Although Turtle is now the most popular syntax for representing RDF, I used N-Triples for the employee instance data because the use of one line per triple, with no dependencies on prefix declarations or anything else on previous lines, means that a Hadoop system can split up an N-Triples file at any line breaks that it wants to without hurting the integrity of the data.

What if schema.org couldn’t accommodate my complete canonical model? For example, it has no Employee class; what if I wanted to add one that has a hireDate property as well as the other properties shown above? I could simply add triples saying that Employee was a subclass of schema:Person and that hireDate was a property associated with my new class.

I wouldn’t add these modifications directly to the file storing the schema.org model, but instead put them in a separate file so that I could manage local customizations separately from the published standard. (The ability to combine different RDF datasets that use the same syntax—regardless of their respective data models—by just concatenating the files is another reason that RDF is popular for data integration.) This is the same strategy I used to describe my canonical model integration information, storing the following four triples in the integrationModel.ttl file to describe the relationship of the relevant HR and Northwind properties to the schema.org model:

@prefix rdfs:     <http://www.w3.org/2000/01/rdf-schema#> . 
@prefix schema:   <http://schema.org/> . 
@prefix oraclehr: <http://snee.com/vocab/schema/OracleHR#> .
@prefix nw:       <http://snee.com/vocab/schema/SQLServerNorthwind#> .

oraclehr:employees_first_name rdfs:subPropertyOf schema:givenName  . 
oraclehr:employees_last_name  rdfs:subPropertyOf schema:familyName . 
nw:employees_FirstName        rdfs:subPropertyOf schema:givenName  . 
nw:employees_LastName         rdfs:subPropertyOf schema:familyName . 

(Note that in RDF, any resource that can be represented by a URI can have properties assigned to it, including properties themselves.

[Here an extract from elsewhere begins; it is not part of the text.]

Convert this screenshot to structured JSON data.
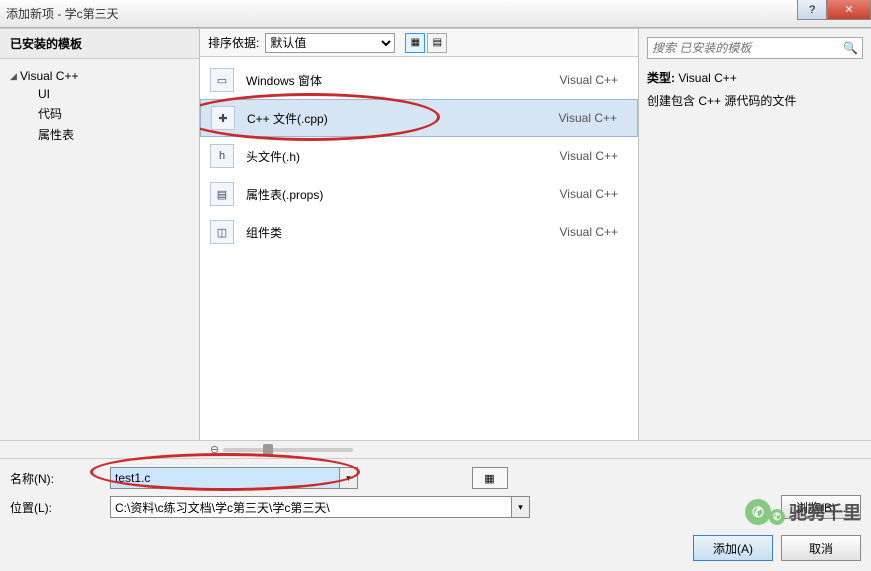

This file uses this ability to say that the two oraclehr properties and the two nw properties shown each have an rdfs:subPropertyOf value.) At this point, with my schemaOrgPersonSchema.ttl file storing the excerpt of schema.org that models a Person and my integrationModel.ttl file modeling the relationships between schema:Person and the Northwind and HR input data, I have all the data modeling I need to drive a simple data integration.

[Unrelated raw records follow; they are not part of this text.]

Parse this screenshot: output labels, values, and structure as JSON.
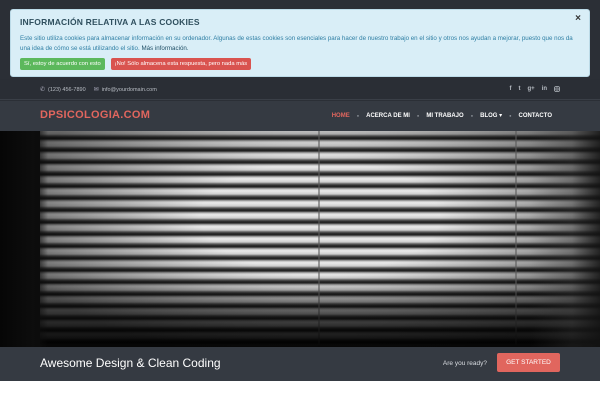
{
  "cookie": {
    "title": "INFORMACIÓN RELATIVA A LAS COOKIES",
    "close": "×",
    "text": "Este sitio utiliza cookies para almacenar información en su ordenador. Algunas de estas cookies son esenciales para hacer de nuestro trabajo en el sitio y otros nos ayudan a mejorar, puesto que nos da una idea de cómo se está utilizando el sitio.",
    "more_link": "Más información.",
    "accept_label": "Sí, estoy de acuerdo con esto",
    "reject_label": "¡No! Sólo almacena esta respuesta, pero nada más"
  },
  "topbar": {
    "phone": "(123) 456-7890",
    "email": "info@yourdomain.com",
    "social": [
      "f",
      "t",
      "g+",
      "in",
      "ig"
    ]
  },
  "header": {
    "brand": "DPSICOLOGIA.COM",
    "nav": [
      {
        "label": "HOME",
        "active": true
      },
      {
        "label": "ACERCA DE MI"
      },
      {
        "label": "MI TRABAJO"
      },
      {
        "label": "BLOG ▾"
      },
      {
        "label": "CONTACTO"
      }
    ]
  },
  "cta": {
    "title": "Awesome Design & Clean Coding",
    "question": "Are you ready?",
    "button": "GET STARTED"
  },
  "colors": {
    "accent": "#e1665e",
    "header_bg": "#353a42",
    "topbar_bg": "#2a2e35",
    "cookie_bg": "#d9eef7"
  }
}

The Python script and the Hadoop cluster

Hadoop’s streaming interface lets you configure MapReduce logic using any programming language that can read from standard input and write to standard output, so because I knew of a Python library that could do RDFS inferencing, I wrote the following mapper routine in Python:

#!/usr/bin/python

# employeeInferencing.py: read employee data and models relating it to 
# schema.org, then infer and output schema.org version of relevant facts.

# sample execution:
# cat NorthwindEmployees.nt HREmployees.nt | employeeInferencing.py > temp.ttl

# Reads ntriples from stdin and writes ntriples results to 
# stdout so that it can be used as a streaming Hadoop task. 

import sys
import rdflib
import RDFClosure

diskFileGraph = rdflib.Graph()        # Graph to store data and models

# Read the data from standard input
streamedInput = ""
for line in sys.stdin:
    streamedInput += line
diskFileGraph.parse(data=streamedInput,format="nt")

# Read the modeling information
diskFileGraph.parse(
  "http://snee.com/rdf/inferencingDataIntegration/schemaOrgPersonSchema.ttl",
  format="turtle")
diskFileGraph.parse(
  "http://snee.com/rdf/inferencingDataIntegration/integrationModel.ttl",
  format="turtle")

# Do the inferencing
RDFClosure.DeductiveClosure(RDFClosure.RDFS_Semantics).expand(diskFileGraph)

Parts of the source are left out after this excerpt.